With your permission, a Cheann Comhairle, I propose to take Questions Nos. 2 to 4 together.
I presume that "the report in the current issue of the British Medical Journal relating to possible dangers associated with the drug preludin”, referred to in Question No. 2 is to a letter from two doctors in Britain which appeared in the issue of the Journal mentioned dated 17th November. That letter dealt with the birth of two deformed infants to one mother and concluded with the words “While it may be only a remarkable coincidence that the two pregnancies in which preludin was taken each ended in a similarly deformed infant, the possibility that preludin was responsible for the deformities cannot be ignored”. On the strength of the suspicion voiced in that letter, unsupported by any other evidence, I could not feel justified in taking the drastic action recommended in the question. In the last few days, however, it came to my notice that the same drug had come under consideration elsewhere and I have made an Order under Section 65 of the Health Act, 1947, providing as a precautionary, temporary measure, that the drug, or preparations containing it, may be sold in future only on the prescription of a medical practitioner.
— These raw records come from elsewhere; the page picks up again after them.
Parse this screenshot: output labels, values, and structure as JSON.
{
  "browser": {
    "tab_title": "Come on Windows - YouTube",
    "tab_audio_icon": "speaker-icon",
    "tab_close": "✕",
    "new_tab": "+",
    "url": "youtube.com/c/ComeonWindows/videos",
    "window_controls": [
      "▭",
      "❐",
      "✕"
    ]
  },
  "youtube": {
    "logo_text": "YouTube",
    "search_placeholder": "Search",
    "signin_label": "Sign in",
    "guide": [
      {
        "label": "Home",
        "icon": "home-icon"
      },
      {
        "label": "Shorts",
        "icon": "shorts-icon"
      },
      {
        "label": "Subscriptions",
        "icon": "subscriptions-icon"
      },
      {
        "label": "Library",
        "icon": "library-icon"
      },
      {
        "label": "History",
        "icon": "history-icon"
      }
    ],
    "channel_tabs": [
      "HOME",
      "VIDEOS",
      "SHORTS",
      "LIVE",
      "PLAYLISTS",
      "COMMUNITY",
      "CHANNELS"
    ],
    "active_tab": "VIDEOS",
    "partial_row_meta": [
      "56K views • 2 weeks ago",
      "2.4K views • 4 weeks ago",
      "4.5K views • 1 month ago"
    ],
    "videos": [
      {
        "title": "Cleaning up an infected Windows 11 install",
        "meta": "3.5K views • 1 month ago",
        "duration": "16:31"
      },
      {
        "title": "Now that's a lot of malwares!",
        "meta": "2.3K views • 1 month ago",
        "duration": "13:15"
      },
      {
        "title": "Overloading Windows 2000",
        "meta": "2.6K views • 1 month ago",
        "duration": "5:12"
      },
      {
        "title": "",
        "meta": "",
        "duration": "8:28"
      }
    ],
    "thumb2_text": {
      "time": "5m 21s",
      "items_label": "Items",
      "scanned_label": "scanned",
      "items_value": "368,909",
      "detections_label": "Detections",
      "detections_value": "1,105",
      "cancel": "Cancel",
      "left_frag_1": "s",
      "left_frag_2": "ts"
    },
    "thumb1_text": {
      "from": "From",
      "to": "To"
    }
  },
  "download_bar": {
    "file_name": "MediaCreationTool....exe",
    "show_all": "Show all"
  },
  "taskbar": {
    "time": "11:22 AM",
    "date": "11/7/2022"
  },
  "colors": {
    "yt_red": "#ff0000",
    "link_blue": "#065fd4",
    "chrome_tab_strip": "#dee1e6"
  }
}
I understand that the suppliers of the drug, which is a slimming preparation, are in process of circularising all doctors in this country advising them, for the present, not to prescribe it for women who might be pregnant. The medical profession has not suggested that the drug may not safely be used in the treatment of men and, except during pregnancy, of women, and in these circumstances I do not feel that I would be justified in proscribing its use absolutely as the Deputy recommends. In fact, the Deputy's proposal raises an important question of general principle: the right of the Minister for Health to determine what drug should or should not be used by a properly qualified medical practitioner in his treatment of a particular patient and so interfere with the practitioner's liberty to afford to such patient the treatment he thinks most appropriate. I am sure the Dáil will agree with me that this is a matter which should be left to the individual doctor concerned.
My reply to Question No. 2 applies, mutatis mutandis, to Question No. 3.
As regards Question No. 4, the public anxiety to which the Deputy has referred does not arise from any lack of a recognised Irish standard relating to the manufacture and sale of drugs, but from the fact that drugs have been brought into use before all possibility of untoward results from their use by humans has been eliminated. I suggest, therefore, that the latter part of the question does not arise in the present context. In my reply last week to a question by Deputy Mullen and in reply to an earlier question by Deputy Kyne on 26th June last, I dealt in some detail with the whole complex question of the safety of drugs, particularly new drugs, in their clinical use. In relation to this particular aspect of the problem, it is pertinent to recall that preludin was in general use in very many countries for upwards of six years before its safety was questioned by any authoritative body of medical opinion.